Artikel 5 des deutschen Grundgesetzes enthält zahlreiche Grundrechte, welche die freie Kommunikation schützen.
Unter Absatz steht eindeutig, dass eine Zensur nicht statt findet

Unter Zensur oder Informationskontrolle versteht mein ein Instrument oder Instrumentarium, welches dazu da ist, nur „genehme“ Meinungen beziehungsweise Berichte zu veröffentlichen.
Abweichendes wird verhindert.

Bei der Zensur handelt es sich um eine Vorab-Zensur.

Wenn ein Journalist, Reporter oder Autor etwas veröffentlichen möchte, muss er dies der Zensurbehörde vorlegen und prüfen lassen.
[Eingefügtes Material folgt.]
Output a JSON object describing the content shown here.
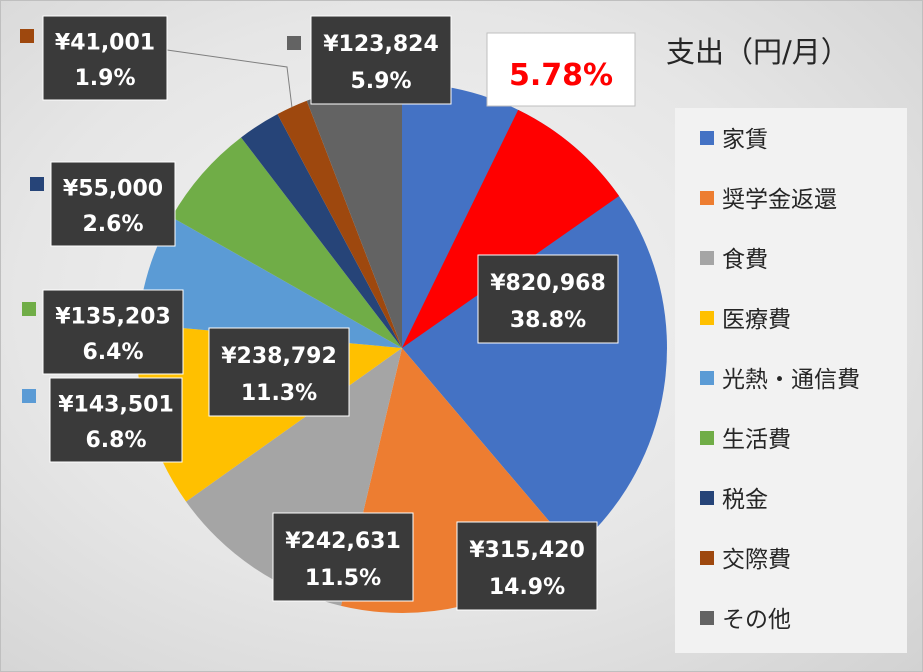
{
  "chart_data": {
    "type": "pie",
    "title": "支出（円/月）",
    "callout": "5.78%",
    "legend_position": "right",
    "slices": [
      {
        "name": "家賃",
        "value": 820968,
        "value_label": "¥820,968",
        "percent_label": "38.8%",
        "color": "#4472c4"
      },
      {
        "name": "奨学金返還",
        "value": 315420,
        "value_label": "¥315,420",
        "percent_label": "14.9%",
        "color": "#ed7d31"
      },
      {
        "name": "食費",
        "value": 242631,
        "value_label": "¥242,631",
        "percent_label": "11.5%",
        "color": "#a5a5a5"
      },
      {
        "name": "医療費",
        "value": 238792,
        "value_label": "¥238,792",
        "percent_label": "11.3%",
        "color": "#ffc000"
      },
      {
        "name": "光熱・通信費",
        "value": 143501,
        "value_label": "¥143,501",
        "percent_label": "6.8%",
        "color": "#5b9bd5"
      },
      {
        "name": "生活費",
        "value": 135203,
        "value_label": "¥135,203",
        "percent_label": "6.4%",
        "color": "#70ad47"
      },
      {
        "name": "税金",
        "value": 55000,
        "value_label": "¥55,000",
        "percent_label": "2.6%",
        "color": "#264478"
      },
      {
        "name": "交際費",
        "value": 41001,
        "value_label": "¥41,001",
        "percent_label": "1.9%",
        "color": "#9e480e"
      },
      {
        "name": "その他",
        "value": 123824,
        "value_label": "¥123,824",
        "percent_label": "5.9%",
        "color": "#636363"
      }
    ],
    "highlight_wedge": {
      "color": "#ff0000",
      "start_deg": 26,
      "end_deg": 55
    }
  }
}
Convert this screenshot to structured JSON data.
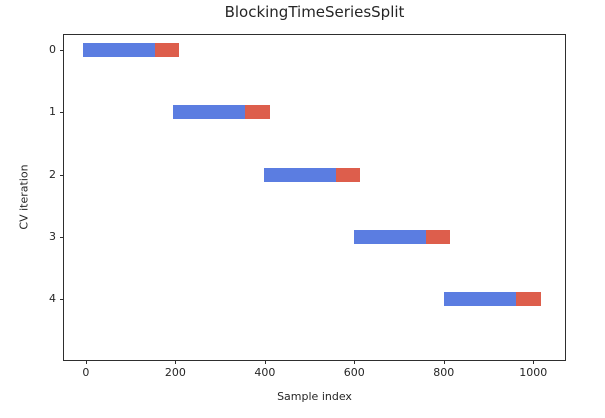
{
  "chart_data": {
    "type": "bar",
    "variant": "cv-indices-horizontal-segments",
    "title": "BlockingTimeSeriesSplit",
    "xlabel": "Sample index",
    "ylabel": "CV iteration",
    "x_ticks": [
      0,
      200,
      400,
      600,
      800,
      1000
    ],
    "y_ticks": [
      0,
      1,
      2,
      3,
      4
    ],
    "xlim": [
      -49,
      1071
    ],
    "ylim": [
      -0.24,
      4.97
    ],
    "grid": false,
    "legend": "none",
    "background_color": "#ffffff",
    "spine_color": "#2e2e2e",
    "train_color": "#5b7de1",
    "test_color": "#dd5e4c",
    "n_splits": 5,
    "n_samples": 1010,
    "marker_overhang": 7,
    "folds": [
      {
        "iteration": 0,
        "train": [
          0,
          161
        ],
        "test": [
          161,
          202
        ]
      },
      {
        "iteration": 1,
        "train": [
          202,
          363
        ],
        "test": [
          363,
          404
        ]
      },
      {
        "iteration": 2,
        "train": [
          404,
          565
        ],
        "test": [
          565,
          606
        ]
      },
      {
        "iteration": 3,
        "train": [
          606,
          767
        ],
        "test": [
          767,
          808
        ]
      },
      {
        "iteration": 4,
        "train": [
          808,
          969
        ],
        "test": [
          969,
          1010
        ]
      }
    ]
  }
}
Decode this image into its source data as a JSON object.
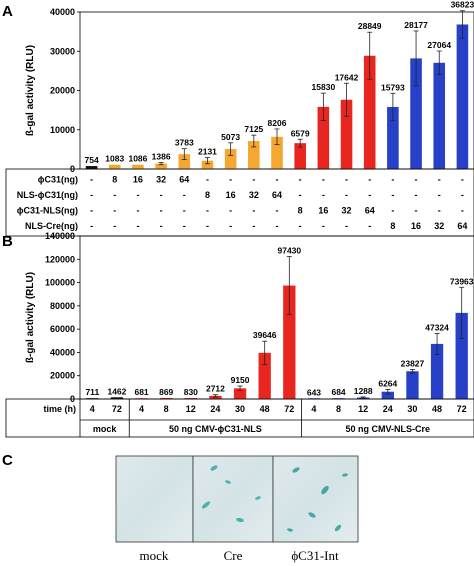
{
  "panels": {
    "a": "A",
    "b": "B",
    "c": "C"
  },
  "colors": {
    "black": "#111111",
    "orange": "#f4a832",
    "red": "#e8261f",
    "blue": "#2740c8"
  },
  "chart_data": [
    {
      "type": "bar",
      "panel": "A",
      "ylabel": "ß-gal activity (RLU)",
      "ylim": [
        0,
        40000
      ],
      "yticks": [
        "0",
        "10000",
        "20000",
        "30000",
        "40000"
      ],
      "yticks_values": [
        0,
        10000,
        20000,
        30000,
        40000
      ],
      "values": [
        754,
        1083,
        1086,
        1386,
        3783,
        2131,
        5073,
        7125,
        8206,
        6579,
        15830,
        17642,
        28849,
        15793,
        28177,
        27064,
        36823
      ],
      "labels": [
        "754",
        "1083",
        "1086",
        "1386",
        "3783",
        "2131",
        "5073",
        "7125",
        "8206",
        "6579",
        "15830",
        "17642",
        "28849",
        "15793",
        "28177",
        "27064",
        "36823"
      ],
      "errors": [
        0,
        0,
        0,
        300,
        1400,
        800,
        1600,
        1500,
        2000,
        1000,
        3500,
        4200,
        6000,
        3500,
        7000,
        3000,
        3500
      ],
      "colors": [
        "black",
        "orange",
        "orange",
        "orange",
        "orange",
        "orange",
        "orange",
        "orange",
        "orange",
        "red",
        "red",
        "red",
        "red",
        "blue",
        "blue",
        "blue",
        "blue"
      ],
      "table": [
        {
          "label": "ϕC31(ng)",
          "cells": [
            "-",
            "8",
            "16",
            "32",
            "64",
            "-",
            "-",
            "-",
            "-",
            "-",
            "-",
            "-",
            "-",
            "-",
            "-",
            "-",
            "-"
          ]
        },
        {
          "label": "NLS-ϕC31(ng)",
          "cells": [
            "-",
            "-",
            "-",
            "-",
            "-",
            "8",
            "16",
            "32",
            "64",
            "-",
            "-",
            "-",
            "-",
            "-",
            "-",
            "-",
            "-"
          ]
        },
        {
          "label": "ϕC31-NLS(ng)",
          "cells": [
            "-",
            "-",
            "-",
            "-",
            "-",
            "-",
            "-",
            "-",
            "-",
            "8",
            "16",
            "32",
            "64",
            "-",
            "-",
            "-",
            "-"
          ]
        },
        {
          "label": "NLS-Cre(ng)",
          "cells": [
            "-",
            "-",
            "-",
            "-",
            "-",
            "-",
            "-",
            "-",
            "-",
            "-",
            "-",
            "-",
            "-",
            "8",
            "16",
            "32",
            "64"
          ]
        }
      ]
    },
    {
      "type": "bar",
      "panel": "B",
      "ylabel": "ß-gal activity (RLU)",
      "ylim": [
        0,
        140000
      ],
      "yticks": [
        "0",
        "20000",
        "40000",
        "60000",
        "80000",
        "100000",
        "120000",
        "140000"
      ],
      "yticks_values": [
        0,
        20000,
        40000,
        60000,
        80000,
        100000,
        120000,
        140000
      ],
      "values": [
        711,
        1462,
        681,
        869,
        830,
        2712,
        9150,
        39646,
        97430,
        643,
        684,
        1288,
        6264,
        23827,
        47324,
        73963
      ],
      "labels": [
        "711",
        "1462",
        "681",
        "869",
        "830",
        "2712",
        "9150",
        "39646",
        "97430",
        "643",
        "684",
        "1288",
        "6264",
        "23827",
        "47324",
        "73963"
      ],
      "errors": [
        0,
        0,
        0,
        0,
        0,
        1000,
        2000,
        10000,
        25000,
        0,
        0,
        500,
        2000,
        1500,
        9000,
        22000
      ],
      "colors": [
        "black",
        "black",
        "red",
        "red",
        "red",
        "red",
        "red",
        "red",
        "red",
        "blue",
        "blue",
        "blue",
        "blue",
        "blue",
        "blue",
        "blue"
      ],
      "time_label": "time (h)",
      "times": [
        "4",
        "72",
        "4",
        "8",
        "12",
        "24",
        "30",
        "48",
        "72",
        "4",
        "8",
        "12",
        "24",
        "30",
        "48",
        "72"
      ],
      "groups": [
        {
          "label": "mock",
          "span": 2
        },
        {
          "label": "50 ng CMV-ϕC31-NLS",
          "span": 7
        },
        {
          "label": "50 ng CMV-NLS-Cre",
          "span": 7
        }
      ]
    }
  ],
  "panel_c": {
    "labels": [
      "mock",
      "Cre",
      "ϕC31-Int"
    ]
  }
}
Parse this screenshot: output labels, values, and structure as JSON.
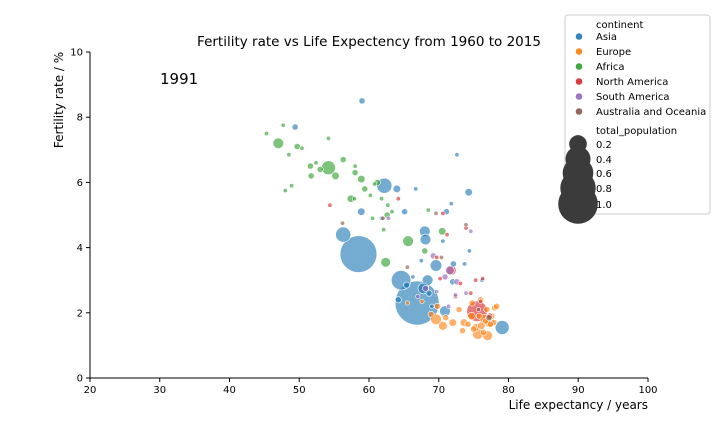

Diese entscheidet nun darüber, ob veröffentlicht wird oder darauf hingewirkt wird, es so zu verändern, dass es doch veröffentlicht werden kann.

Artikel 5 beschreibt aber auch, dass man niemandes Ehre verletzen darf.

Hat man jetzt etwas veröffentlicht, kann es passieren – zum Beispiel ist Online-Medien – dass dies mit Blick auf Wahrhaftigkeit und Objektivität oder Ehrverletzung wieder herausgenommen wird.

Dabei handelt es sich dann nicht um Zensur.

Wenn ein Journalist oder Reporter zu einer Veranstaltung gehen und darüber berichten möchte, sollte er sich akkreditieren.
Die Akkreditierung hat den Sinn, dass der Ausrichter der Veranstaltung weiß, wie viele Pressevertreter kommen. Dann kann er Plätze bereitstellen oder Mitteilungen in bestimmter Anzahl anfertigen lassen.

Der Ausrichter muss die Akkreditierung nicht bestätigen.
Auf der anderen Seite ist der Berichterstatter nicht verpflichtet, über die Veranstaltung zu berichten. Es muss dem Veranstalter auch nicht sagen, wo er die Berichte veröffentlicht hat.

Der Ausrichter darf nicht darauf einwirken, was veröffentlicht wird.
Dies wäre dann (Vorab‑) Zensur.
Wenn etwas falsch wiedergegeben wurde, hat er allerdings das Recht einer Gegendarstellung, die er durch den Presserat erwirken kann, falls sich das Medium dagegen sträubt.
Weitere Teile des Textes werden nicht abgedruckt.